Weak bass, overemphasised top etc... Wanting to finish the amp now and get to the next stage I took the soldering iron to the stripboard and quickly wired up NUUK's IGC.

Now I'd be the first to admit Mauro's My_Rev puts the IGC to shame (appart from amount of bass), but the diffirence between the IGC and NIGC were even bigger.

I'm sure I read somewhere that inverted and non inverted topologies affects the bandwidth, could this be the reason?

I'm aware of the fact the gain in theory should be affected by a pot on the source, but thats exactly what I did, 10k Alps and --- no harm done - NUUK's IGC still makes the datasheet NIGC sound like a fart in the wind at both extremes of the pot (sorry neighbours).

I'm so put off non-inverted gainclones now its not funny.

Have any of you had good results with non-inverted setups?
What is your preferance?

I didn't touch the PSU or anything connected to the power pins during the swapover, only changed signal and feedback resistors and caps.
 
Hi,
I think the difference in input impedance may be a major reason for what you are hearing.

The non-inverting usually has a highish value of resistor from line to ground setting the input impedance//with stray capacitance//RF filter//input pin impedance. This resistor usually matches the upper leg NFB resistor.

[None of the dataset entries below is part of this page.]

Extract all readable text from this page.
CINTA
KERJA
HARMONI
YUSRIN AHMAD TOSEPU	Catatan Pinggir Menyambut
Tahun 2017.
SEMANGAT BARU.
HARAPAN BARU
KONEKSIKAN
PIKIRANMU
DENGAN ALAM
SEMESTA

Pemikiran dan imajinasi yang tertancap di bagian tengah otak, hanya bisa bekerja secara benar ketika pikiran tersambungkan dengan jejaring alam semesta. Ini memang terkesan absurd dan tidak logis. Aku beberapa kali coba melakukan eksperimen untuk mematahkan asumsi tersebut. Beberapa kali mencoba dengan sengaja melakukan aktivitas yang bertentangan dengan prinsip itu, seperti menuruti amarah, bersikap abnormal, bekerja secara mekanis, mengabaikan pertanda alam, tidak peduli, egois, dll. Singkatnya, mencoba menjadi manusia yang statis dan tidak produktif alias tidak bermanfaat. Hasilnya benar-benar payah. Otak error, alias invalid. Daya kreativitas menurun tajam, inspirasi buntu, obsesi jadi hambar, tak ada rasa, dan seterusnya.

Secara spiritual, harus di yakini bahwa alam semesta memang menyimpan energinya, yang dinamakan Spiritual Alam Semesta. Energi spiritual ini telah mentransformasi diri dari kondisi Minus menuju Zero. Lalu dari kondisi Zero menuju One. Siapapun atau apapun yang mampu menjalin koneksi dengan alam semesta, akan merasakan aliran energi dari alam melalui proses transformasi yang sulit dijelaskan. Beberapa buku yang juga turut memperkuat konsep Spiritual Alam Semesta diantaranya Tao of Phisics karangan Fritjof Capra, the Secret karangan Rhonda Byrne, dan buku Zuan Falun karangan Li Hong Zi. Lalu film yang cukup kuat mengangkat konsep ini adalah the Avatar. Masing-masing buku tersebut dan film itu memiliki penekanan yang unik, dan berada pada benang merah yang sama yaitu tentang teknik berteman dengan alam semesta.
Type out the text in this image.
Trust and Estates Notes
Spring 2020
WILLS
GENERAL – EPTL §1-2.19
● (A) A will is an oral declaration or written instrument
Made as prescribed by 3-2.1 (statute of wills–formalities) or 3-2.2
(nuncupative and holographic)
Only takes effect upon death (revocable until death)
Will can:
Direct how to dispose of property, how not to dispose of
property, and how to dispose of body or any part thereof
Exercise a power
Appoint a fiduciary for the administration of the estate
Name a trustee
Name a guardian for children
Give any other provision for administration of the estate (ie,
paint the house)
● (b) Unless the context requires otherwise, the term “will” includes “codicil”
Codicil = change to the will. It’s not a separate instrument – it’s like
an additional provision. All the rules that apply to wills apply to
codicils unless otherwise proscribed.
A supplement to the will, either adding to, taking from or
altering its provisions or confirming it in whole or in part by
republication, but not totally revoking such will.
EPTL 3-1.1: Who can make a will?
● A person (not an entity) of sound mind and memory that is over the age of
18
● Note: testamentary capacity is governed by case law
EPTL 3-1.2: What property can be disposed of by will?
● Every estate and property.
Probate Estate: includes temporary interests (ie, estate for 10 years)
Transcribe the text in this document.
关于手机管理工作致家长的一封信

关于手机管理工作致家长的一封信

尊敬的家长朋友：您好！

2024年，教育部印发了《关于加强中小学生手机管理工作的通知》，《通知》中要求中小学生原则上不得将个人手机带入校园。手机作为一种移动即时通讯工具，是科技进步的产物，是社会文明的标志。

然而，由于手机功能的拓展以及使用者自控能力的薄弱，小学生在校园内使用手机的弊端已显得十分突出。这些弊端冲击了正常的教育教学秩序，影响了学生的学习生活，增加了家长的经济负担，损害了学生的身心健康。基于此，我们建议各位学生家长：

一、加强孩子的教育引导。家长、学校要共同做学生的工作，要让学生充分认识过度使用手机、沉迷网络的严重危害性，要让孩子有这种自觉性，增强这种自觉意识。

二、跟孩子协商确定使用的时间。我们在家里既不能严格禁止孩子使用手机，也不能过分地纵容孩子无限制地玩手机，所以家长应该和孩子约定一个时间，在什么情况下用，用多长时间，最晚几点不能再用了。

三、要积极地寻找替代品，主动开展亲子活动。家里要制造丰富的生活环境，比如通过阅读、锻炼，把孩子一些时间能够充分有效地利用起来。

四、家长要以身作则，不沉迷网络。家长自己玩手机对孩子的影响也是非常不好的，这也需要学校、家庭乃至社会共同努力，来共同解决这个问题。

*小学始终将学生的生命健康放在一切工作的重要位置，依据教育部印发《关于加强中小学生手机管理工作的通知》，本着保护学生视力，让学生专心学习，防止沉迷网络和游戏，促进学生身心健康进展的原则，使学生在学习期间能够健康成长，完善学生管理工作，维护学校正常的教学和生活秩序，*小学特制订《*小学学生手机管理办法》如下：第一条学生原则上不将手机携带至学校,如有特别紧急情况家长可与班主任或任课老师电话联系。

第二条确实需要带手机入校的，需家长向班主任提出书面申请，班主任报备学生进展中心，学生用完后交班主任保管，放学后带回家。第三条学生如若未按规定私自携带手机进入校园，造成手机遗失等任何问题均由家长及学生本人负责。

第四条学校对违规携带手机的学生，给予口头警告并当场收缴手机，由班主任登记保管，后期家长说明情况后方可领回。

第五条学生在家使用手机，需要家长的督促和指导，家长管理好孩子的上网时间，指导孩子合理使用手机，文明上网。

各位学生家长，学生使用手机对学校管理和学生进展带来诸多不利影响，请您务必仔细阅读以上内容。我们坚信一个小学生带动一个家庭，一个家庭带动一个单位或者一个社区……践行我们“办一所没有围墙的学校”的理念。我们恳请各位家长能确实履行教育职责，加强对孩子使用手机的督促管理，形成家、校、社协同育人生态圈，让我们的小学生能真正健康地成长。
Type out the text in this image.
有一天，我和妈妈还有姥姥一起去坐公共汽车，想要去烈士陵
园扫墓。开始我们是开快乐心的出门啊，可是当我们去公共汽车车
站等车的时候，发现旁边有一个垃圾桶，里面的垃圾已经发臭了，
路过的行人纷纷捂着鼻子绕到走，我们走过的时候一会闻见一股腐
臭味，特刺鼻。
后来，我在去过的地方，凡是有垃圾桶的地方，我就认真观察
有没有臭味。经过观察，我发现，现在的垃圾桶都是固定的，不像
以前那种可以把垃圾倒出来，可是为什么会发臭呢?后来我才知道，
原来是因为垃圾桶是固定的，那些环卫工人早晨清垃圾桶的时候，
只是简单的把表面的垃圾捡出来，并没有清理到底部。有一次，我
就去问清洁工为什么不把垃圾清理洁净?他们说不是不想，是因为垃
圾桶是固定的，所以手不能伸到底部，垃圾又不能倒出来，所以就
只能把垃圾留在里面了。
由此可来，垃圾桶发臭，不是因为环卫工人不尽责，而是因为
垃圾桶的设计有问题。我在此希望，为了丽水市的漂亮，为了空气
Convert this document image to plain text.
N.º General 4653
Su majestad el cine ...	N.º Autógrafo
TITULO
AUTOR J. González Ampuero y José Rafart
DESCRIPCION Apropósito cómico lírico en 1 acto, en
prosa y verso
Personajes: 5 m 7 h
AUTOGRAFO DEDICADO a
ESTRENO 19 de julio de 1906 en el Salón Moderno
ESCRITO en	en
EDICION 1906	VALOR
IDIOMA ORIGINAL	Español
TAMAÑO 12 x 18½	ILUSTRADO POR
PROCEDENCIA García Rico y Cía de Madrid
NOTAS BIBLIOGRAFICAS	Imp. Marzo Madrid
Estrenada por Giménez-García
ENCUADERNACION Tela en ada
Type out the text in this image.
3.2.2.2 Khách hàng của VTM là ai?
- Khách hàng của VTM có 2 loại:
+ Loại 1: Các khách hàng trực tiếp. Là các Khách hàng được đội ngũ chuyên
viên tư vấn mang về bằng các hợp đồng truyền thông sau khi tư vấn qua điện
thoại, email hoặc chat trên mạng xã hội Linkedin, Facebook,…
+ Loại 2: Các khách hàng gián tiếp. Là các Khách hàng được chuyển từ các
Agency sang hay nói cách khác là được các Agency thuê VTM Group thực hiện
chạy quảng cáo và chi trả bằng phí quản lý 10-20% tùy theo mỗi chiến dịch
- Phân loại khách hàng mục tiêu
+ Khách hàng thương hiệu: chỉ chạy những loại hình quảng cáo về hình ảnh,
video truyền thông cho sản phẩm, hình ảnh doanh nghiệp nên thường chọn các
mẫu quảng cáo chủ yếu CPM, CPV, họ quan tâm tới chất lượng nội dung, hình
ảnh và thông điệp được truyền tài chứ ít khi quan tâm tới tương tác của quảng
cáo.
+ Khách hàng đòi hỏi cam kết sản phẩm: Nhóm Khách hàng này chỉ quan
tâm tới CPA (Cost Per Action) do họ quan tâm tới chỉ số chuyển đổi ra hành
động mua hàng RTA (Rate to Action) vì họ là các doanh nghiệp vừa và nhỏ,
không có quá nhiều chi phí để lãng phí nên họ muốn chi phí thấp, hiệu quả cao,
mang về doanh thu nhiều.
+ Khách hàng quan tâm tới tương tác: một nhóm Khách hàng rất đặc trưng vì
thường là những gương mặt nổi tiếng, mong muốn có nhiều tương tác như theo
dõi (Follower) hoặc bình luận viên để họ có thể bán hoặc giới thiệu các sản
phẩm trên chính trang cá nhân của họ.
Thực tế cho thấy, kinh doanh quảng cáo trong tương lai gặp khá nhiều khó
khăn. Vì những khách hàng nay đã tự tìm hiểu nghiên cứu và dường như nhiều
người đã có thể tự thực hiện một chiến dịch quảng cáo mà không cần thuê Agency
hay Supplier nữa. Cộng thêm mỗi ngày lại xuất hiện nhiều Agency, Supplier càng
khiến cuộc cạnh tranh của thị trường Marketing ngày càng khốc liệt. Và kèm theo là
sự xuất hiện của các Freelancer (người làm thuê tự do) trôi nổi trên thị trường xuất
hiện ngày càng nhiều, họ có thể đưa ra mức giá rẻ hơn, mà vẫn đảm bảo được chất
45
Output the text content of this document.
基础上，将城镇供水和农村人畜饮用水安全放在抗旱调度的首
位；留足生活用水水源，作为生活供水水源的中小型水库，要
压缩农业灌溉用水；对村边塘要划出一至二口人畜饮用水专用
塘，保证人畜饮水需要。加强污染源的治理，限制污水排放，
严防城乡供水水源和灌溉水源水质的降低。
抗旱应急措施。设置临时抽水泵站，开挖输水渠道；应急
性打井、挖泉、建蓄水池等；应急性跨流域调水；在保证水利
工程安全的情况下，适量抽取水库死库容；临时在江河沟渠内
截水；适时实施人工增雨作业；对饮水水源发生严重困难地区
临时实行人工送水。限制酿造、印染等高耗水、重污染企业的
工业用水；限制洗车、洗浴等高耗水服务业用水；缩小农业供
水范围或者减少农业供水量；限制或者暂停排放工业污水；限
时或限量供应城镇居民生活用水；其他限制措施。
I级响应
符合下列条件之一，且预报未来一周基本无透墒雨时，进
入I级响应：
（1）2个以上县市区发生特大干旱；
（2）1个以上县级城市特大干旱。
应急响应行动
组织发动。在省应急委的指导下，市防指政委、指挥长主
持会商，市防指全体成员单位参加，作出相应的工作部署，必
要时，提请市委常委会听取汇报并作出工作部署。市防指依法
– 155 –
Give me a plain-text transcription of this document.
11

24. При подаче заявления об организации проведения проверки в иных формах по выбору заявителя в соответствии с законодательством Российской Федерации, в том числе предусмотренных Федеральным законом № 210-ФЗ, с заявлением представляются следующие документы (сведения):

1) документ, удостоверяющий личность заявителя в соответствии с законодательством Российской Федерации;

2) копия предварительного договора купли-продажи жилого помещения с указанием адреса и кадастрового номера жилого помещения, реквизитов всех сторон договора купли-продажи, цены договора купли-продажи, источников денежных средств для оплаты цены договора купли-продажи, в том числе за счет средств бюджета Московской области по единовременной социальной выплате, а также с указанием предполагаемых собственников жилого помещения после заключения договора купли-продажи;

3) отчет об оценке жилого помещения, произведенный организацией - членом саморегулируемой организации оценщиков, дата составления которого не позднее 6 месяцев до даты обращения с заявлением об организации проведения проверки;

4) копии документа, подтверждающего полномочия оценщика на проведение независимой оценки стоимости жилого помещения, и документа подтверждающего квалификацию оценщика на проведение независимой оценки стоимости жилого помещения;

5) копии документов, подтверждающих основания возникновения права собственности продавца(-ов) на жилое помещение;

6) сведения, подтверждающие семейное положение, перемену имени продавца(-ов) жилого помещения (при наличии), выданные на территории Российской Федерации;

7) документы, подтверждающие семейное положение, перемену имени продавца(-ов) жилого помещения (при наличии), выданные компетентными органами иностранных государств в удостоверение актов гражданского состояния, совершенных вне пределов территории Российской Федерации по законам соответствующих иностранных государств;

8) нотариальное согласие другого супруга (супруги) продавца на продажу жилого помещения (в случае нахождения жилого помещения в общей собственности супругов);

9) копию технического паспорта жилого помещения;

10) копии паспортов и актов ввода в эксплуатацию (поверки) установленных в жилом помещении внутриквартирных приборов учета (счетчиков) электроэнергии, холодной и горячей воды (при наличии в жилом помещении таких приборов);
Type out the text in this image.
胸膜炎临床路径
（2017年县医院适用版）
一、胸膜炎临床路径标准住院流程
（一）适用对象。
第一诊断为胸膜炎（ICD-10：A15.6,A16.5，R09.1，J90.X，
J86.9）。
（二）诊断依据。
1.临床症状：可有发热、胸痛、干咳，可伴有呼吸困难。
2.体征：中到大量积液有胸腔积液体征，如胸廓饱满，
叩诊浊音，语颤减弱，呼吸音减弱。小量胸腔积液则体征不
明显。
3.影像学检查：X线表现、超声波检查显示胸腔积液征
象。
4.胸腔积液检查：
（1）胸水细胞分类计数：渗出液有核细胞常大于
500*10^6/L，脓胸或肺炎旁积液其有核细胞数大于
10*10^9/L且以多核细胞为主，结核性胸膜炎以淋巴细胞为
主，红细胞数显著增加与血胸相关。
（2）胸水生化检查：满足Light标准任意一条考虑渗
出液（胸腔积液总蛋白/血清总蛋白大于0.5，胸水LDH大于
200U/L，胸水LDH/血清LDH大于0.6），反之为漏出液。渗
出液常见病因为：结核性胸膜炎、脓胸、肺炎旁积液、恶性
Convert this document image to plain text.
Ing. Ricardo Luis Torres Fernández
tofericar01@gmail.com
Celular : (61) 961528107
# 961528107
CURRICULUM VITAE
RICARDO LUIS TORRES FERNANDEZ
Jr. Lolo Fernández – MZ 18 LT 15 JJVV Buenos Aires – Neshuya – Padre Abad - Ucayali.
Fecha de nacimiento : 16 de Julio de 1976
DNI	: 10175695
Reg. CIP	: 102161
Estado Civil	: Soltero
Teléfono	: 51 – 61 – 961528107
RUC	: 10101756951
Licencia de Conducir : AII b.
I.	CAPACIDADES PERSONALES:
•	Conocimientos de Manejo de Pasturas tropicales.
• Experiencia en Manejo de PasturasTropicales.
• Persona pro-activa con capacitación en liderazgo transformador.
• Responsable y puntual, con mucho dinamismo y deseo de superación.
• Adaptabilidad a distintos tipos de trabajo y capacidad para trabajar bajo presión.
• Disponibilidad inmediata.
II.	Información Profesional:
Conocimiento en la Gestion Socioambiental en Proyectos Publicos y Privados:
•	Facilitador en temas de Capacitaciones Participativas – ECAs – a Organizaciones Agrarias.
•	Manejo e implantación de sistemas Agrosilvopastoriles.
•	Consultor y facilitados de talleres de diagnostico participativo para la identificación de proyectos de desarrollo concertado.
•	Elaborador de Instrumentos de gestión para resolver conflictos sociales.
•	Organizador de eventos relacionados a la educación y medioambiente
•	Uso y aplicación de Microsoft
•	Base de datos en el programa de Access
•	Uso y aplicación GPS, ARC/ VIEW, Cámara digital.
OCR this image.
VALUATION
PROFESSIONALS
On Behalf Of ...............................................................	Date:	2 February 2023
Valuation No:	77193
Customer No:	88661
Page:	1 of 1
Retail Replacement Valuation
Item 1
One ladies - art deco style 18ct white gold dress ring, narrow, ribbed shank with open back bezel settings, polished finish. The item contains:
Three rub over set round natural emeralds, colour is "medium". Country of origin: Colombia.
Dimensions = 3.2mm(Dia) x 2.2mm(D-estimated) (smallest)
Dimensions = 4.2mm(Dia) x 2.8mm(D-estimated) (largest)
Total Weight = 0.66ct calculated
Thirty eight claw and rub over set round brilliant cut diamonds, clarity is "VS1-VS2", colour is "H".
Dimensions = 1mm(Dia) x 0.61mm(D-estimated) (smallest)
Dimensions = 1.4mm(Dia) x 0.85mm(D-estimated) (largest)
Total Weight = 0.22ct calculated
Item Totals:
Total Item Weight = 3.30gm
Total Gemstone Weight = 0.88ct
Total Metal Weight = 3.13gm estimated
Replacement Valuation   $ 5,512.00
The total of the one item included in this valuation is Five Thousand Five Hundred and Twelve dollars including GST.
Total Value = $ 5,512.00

The inverting input has an inline gain setting resistor that feeds into a virtual earth at the -ve pin of the amp. You cannot usually fit an RF filter here The other impedances in parallel are , I believe, smaller than on the non-inverting side, so they may have a bearing (but smaller) on the total effective impedance seen by the source.
However, the BIG difference is the usually small value of in line resistor. I think this will have a profound effect on how the source copes with the load.
 
the low input impedance of the IGC makes it imperative that you be careful with the wiring. i was playing around with one yesterday -- and it took up more time than I would devote to a small project -- I got the thing to oscillate at 1.2 MHz with only 10% THD ! OTOH, when you are careful with the wiring an IGC should have THD distortion ~ 0.006%
 
Just using datasheet schematic, or something you made yourself?